Additionally, values() can directly output a numpy vector:

>>> bw = bw.open("/tmp/delete.bw")
>>> bw.values('1', 0, 10, numpy=True)
[ 0.74336642  0.74336642  0.74336642  0.74336642  0.74336642         nan
     nan         nan         nan         nan]
>>> type(bw.values('1', 0, 10, numpy=True))
<type 'numpy.ndarray'>

Remote file access

If you do not have curl installed, pyBigWig will be installed without the ability to access remote files. You can determine if you will be able to access remote files with pyBigWig.remote. If that returns 1, then you can access remote files. If it returns 0 then you can't.

Empty files

As of version 0.3.5, pyBigWig is able to read and write bigWig files lacking entries. Please note that such files are generally not compatible with other programs, since there's no definition of how a bigWig file with no entries should look. For such a file, the intervals() accessor will return None, the stats() function will return a list of None of the desired length, and values() will return [] (an empty list). This should generally allow programs utilizing pyBigWig to continue without issue.
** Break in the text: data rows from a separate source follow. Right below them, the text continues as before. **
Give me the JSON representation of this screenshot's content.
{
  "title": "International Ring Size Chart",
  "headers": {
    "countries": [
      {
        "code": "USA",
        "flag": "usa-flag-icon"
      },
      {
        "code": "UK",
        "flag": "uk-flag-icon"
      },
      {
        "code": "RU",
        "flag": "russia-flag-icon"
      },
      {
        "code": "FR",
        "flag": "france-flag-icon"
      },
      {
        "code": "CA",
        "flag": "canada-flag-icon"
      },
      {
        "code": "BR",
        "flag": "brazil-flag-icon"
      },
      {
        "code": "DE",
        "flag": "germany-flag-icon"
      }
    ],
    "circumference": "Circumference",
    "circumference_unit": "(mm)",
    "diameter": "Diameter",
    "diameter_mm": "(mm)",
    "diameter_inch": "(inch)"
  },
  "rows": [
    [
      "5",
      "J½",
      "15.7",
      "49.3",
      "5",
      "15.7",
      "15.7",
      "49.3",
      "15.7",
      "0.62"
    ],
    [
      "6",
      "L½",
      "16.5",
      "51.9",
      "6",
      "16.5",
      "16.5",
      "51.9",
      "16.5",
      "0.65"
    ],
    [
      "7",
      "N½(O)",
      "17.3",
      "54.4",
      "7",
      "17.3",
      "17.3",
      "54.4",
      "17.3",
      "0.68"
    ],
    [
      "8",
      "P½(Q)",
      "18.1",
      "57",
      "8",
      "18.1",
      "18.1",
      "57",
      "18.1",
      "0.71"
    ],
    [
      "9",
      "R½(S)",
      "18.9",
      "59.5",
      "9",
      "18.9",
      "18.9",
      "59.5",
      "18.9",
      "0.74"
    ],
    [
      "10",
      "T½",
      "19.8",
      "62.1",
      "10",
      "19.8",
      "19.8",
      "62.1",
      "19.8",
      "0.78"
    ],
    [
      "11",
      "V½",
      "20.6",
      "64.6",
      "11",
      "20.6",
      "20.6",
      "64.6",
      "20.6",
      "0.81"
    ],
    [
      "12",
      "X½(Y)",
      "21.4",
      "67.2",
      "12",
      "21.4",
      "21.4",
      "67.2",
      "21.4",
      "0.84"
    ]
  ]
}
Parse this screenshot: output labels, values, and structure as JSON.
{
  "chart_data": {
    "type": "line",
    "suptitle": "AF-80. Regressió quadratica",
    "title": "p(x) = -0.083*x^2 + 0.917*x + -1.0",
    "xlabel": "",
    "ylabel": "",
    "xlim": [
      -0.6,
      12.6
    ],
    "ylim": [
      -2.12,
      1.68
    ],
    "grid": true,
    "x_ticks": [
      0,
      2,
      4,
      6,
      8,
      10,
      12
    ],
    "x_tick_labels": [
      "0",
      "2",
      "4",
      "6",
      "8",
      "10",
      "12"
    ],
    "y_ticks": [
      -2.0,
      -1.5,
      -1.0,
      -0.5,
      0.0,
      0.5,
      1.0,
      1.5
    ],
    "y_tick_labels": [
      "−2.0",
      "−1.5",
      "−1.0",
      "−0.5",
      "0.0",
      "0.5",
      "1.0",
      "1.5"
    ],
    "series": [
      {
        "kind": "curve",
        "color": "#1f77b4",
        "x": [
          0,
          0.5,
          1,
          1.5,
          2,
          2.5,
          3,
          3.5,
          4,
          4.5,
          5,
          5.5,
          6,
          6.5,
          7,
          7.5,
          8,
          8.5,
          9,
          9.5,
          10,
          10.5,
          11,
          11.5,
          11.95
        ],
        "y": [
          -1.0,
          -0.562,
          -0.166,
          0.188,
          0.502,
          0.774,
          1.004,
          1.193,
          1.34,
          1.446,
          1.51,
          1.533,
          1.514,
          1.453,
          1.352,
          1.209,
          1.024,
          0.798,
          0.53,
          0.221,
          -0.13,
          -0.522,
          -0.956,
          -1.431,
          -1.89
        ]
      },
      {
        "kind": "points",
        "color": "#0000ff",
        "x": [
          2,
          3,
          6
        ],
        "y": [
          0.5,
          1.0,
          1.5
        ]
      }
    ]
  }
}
For those wishing to mimic the functionality of pyBigWig/libBigWig in this regard, please note that it looks at the number of bases covered (as reported in the file header) to check for "empty" files.

A note on coordinates

Wiggle, bigWig, and bigBed files use 0-based half-open coordinates, which are also used by this extension. So to access the value for the first base on chr1, one would specify the starting position as 0 and the end position as 1. Similarly, bases 100 to 115 would have a start of 99 and an end of 115. This is simply for the sake of consistency with the underlying bigWig file and may change in the future.

Galaxy

pyBigWig is also available as a package in Galaxy. You can find it in the toolshed and the IUC is currently hosting the XML definition of this on github.